PRETORIA, February 13, 2017 – With little formal education, Bongani, 48, took on his father’s trade as a mineworker. Each year for the past 28 years, he leaves his wife and three children in Swaziland to go and work in the mines of South Africa. He has worked at 12 mines in three provinces throughout the country.
When he is contracted to work, he lives in one of the many hostels, which look more like boarding school dormitories, provided by mining companies for the mineworkers they employ.
While employed, he receives basic healthcare from his employer, but between employment contracts, Bongani (not his real name) will not receive company-provided healthcare and will have to source medication for any chronic conditions on his own. Often, he will not have access to his medical records.

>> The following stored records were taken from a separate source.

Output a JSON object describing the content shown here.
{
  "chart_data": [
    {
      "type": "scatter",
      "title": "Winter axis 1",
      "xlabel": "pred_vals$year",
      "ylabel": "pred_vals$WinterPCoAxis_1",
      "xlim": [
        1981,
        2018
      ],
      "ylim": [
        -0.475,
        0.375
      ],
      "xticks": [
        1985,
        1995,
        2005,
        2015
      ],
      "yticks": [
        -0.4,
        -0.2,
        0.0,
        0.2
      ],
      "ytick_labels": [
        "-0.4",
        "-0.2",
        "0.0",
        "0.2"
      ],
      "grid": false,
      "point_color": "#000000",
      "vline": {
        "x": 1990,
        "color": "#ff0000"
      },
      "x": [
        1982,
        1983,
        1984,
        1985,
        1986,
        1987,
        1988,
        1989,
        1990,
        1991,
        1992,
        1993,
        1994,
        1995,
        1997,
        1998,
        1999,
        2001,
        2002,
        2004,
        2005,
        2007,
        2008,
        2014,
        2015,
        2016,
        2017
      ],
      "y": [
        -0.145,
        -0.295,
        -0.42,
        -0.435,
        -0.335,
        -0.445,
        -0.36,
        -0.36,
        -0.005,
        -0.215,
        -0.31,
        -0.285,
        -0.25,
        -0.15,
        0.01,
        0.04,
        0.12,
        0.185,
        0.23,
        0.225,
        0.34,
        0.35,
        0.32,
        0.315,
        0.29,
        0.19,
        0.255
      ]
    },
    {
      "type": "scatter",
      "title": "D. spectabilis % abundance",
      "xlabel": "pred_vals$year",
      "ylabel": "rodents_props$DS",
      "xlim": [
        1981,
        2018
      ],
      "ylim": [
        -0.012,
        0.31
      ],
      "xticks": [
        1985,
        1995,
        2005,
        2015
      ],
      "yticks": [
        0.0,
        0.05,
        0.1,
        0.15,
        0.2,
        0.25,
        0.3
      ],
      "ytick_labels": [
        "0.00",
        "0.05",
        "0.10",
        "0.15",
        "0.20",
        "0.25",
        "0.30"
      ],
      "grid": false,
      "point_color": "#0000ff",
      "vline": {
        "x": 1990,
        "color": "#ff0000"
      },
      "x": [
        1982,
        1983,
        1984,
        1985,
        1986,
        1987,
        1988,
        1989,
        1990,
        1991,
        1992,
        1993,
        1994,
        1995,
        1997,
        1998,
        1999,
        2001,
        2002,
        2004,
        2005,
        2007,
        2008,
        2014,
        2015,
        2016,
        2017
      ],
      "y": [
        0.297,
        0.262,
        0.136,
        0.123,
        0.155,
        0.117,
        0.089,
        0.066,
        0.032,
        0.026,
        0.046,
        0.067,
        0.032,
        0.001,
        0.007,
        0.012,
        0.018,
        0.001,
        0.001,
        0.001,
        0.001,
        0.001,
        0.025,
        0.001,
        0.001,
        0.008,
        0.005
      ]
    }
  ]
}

“The time in between contracts is the most challenging not just for me but for my fellow miners too, especially when one is ill,” said Bongani. “Yet when you are sick it becomes harder to find work.”
This is not just Bongani’s story. It is the story of many of the estimated 500,000 mineworkers currently working in South Africa. Current statistics indicate that there are 2,500–3,000 diagnosed TB cases per 100,000 mineworkers in South Africa’s gold mines. This is 10 times the World Health Organization’s threshold (250/100,000 people) for an emergency. In addition, an estimated 70% of occupational TB cases go undetected, according to a recent World Bank economic analysis on TB in the mining sector.
“TB in South Africa’s mines is a complex, 150-year-old problem,” said Dr. Patrick Osewe, Global Lead, Healthy Societies Global Solutions Group, at the World Bank, and Team Leader of the Southern Africa TB in the Mining Sector Initiative. “There are millions of miners living in Southern African countries, and many of them don’t know that they could have a chronic illness, putting themselves, their families and communities at risk.”
Mineworkers such as Bongani, also have no incentive to reveal any diagnosed conditions such as tuberculosis (TB) or HIV, because it might render him unemployable and expose him to stigma among fellow mineworkers and among family and friends. If his wife or children get infected too, they will have even less access to healthcare and be less able to adhere to treatment. For TB, for example, failure to adhere to treatment may lead to multi-drug resistant (MDR) and extensively drug-resistant (XDR) strains of the disease, which are more costly to treat.
In addition, crossing the border to his home in Swaziland once a year carrying a three-to-six month supply of medication could cause issues with border control authorities. And, once in Swaziland, he would not have access to medical support for potential side effects or medication refills.
There are an estimated two million ex-mineworkers living in South Africa and the neighboring labor-sending countries of Lesotho, Swaziland and Mozambique. There is a high-incidence of TB among mineworkers; several factors that contribute include prolonged exposure to silica dust, poor living conditions, high HIV prevalence in mining communities, poverty, and a poor cross border health referral system.
In addition, the unique circular movement of mineworkers across provincial and national borders fuels infection rates, adversely affects adherence to TB treatment, and contributes to the incidence of drug resistant strains.
To fight TB and address some of the underlying social causes of infections among mineworkers, the World Bank and development partners such as the Global Fund have undertaken a series of initiatives, including studies and innovative projects, and is mobilizing stakeholders and resources.